During his career, Greenville was wildly successful as a team. While the SLIAC did not always qualify for a conference finals, they have qualified to have a conference championship since the indoor season of 2020. Greenville not only won the indoor title in 2020, but they won both the indoor title and outdoor title in 2021. Previous to that, the SLIAC would combine with the American Midwest Conference and have a combined championship. Previous to that, the Panthers would compete in the SLIAC Invitational. In all cases, both in the meets that combined both conferences and the SLIAC Invitational, they were victorious during Radtke’s career.
On the national level, the Panthers were able to finish in the top five of the NCCAA Meet every time there was a scheduled meet. In 2019, they took third in the indoor championships and second in the outdoor national finals. They missed the national title that year, won by Bethel University, by a mere 17.33 points.
“I will miss my college teammates and my throws coach (Tom Broomfield),” said Radtke. “I think high school athletes are helped by doing many sports. Each sport helps you with other sports. A good football player will do wrestling to help with tackling and body coordination. That coordination helps with throwing. A thrower must know where they are in the ring without looking down and concentrating on your feet.”

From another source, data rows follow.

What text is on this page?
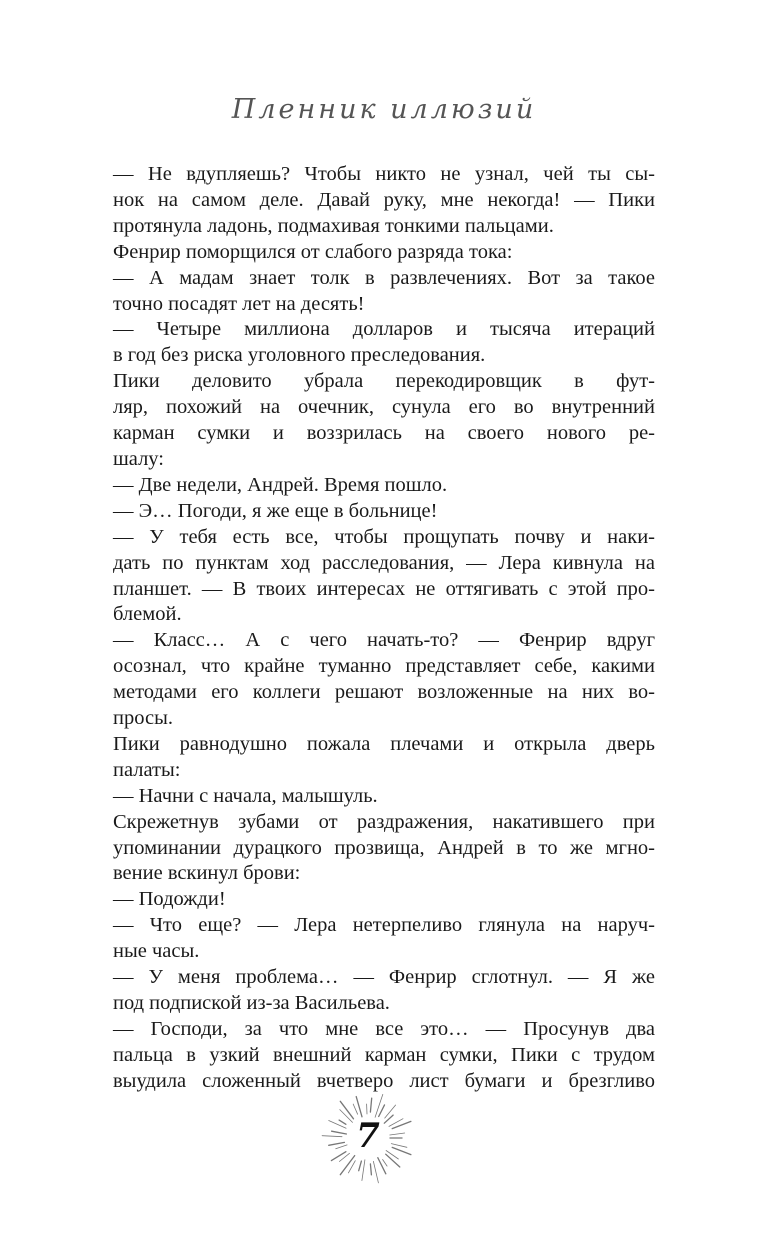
Пленник иллюзий
— Не вдупляешь? Чтобы никто не узнал, чей ты сы-
нок на самом деле. Давай руку, мне некогда! — Пики
протянула ладонь, подмахивая тонкими пальцами.
Фенрир поморщился от слабого разряда тока:
— А мадам знает толк в развлечениях. Вот за такое
точно посадят лет на десять!
— Четыре миллиона долларов и тысяча итераций
в год без риска уголовного преследования.
Пики деловито убрала перекодировщик в фут-
ляр, похожий на очечник, сунула его во внутренний
карман сумки и воззрилась на своего нового ре-
шалу:
— Две недели, Андрей. Время пошло.
— Э… Погоди, я же еще в больнице!
— У тебя есть все, чтобы прощупать почву и наки-
дать по пунктам ход расследования, — Лера кивнула на
планшет. — В твоих интересах не оттягивать с этой про-
блемой.
— Класс… А с чего начать-то? — Фенрир вдруг
осознал, что крайне туманно представляет себе, какими
методами его коллеги решают возложенные на них во-
просы.
Пики равнодушно пожала плечами и открыла дверь
палаты:
— Начни с начала, малышуль.
Скрежетнув зубами от раздражения, накатившего при
упоминании дурацкого прозвища, Андрей в то же мгно-
вение вскинул брови:
— Подожди!
— Что еще? — Лера нетерпеливо глянула на наруч-
ные часы.
— У меня проблема… — Фенрир сглотнул. — Я же
под подпиской из-за Васильева.
— Господи, за что мне все это… — Просунув два
пальца в узкий внешний карман сумки, Пики с трудом
выудила сложенный вчетверо лист бумаги и брезгливо
7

The son of Curt and Betty Simmons of Litchfield plans to return to Greenville to earn a degree in exercise science and a minor in business. But, initially, he plans to take a break from college. After he earns his bachelor’s degree and his minor, he plans to join the military. After that, the former Greenville thrower plans to open a gymnasium that will cater to members of the United States military.
“I would like to open up something for veterans where they can relax, workout and have a spot to go away from the civilian world,” said Radtke. “I want them to feel comfortable. I would also like to get to the point where I help out a high school or middle school track team as well. The best part about being a part of a track and field team is even though you are competing as a member of that team, how you do in your particular event falls on your shoulders. It is you versus the you of yesterday.”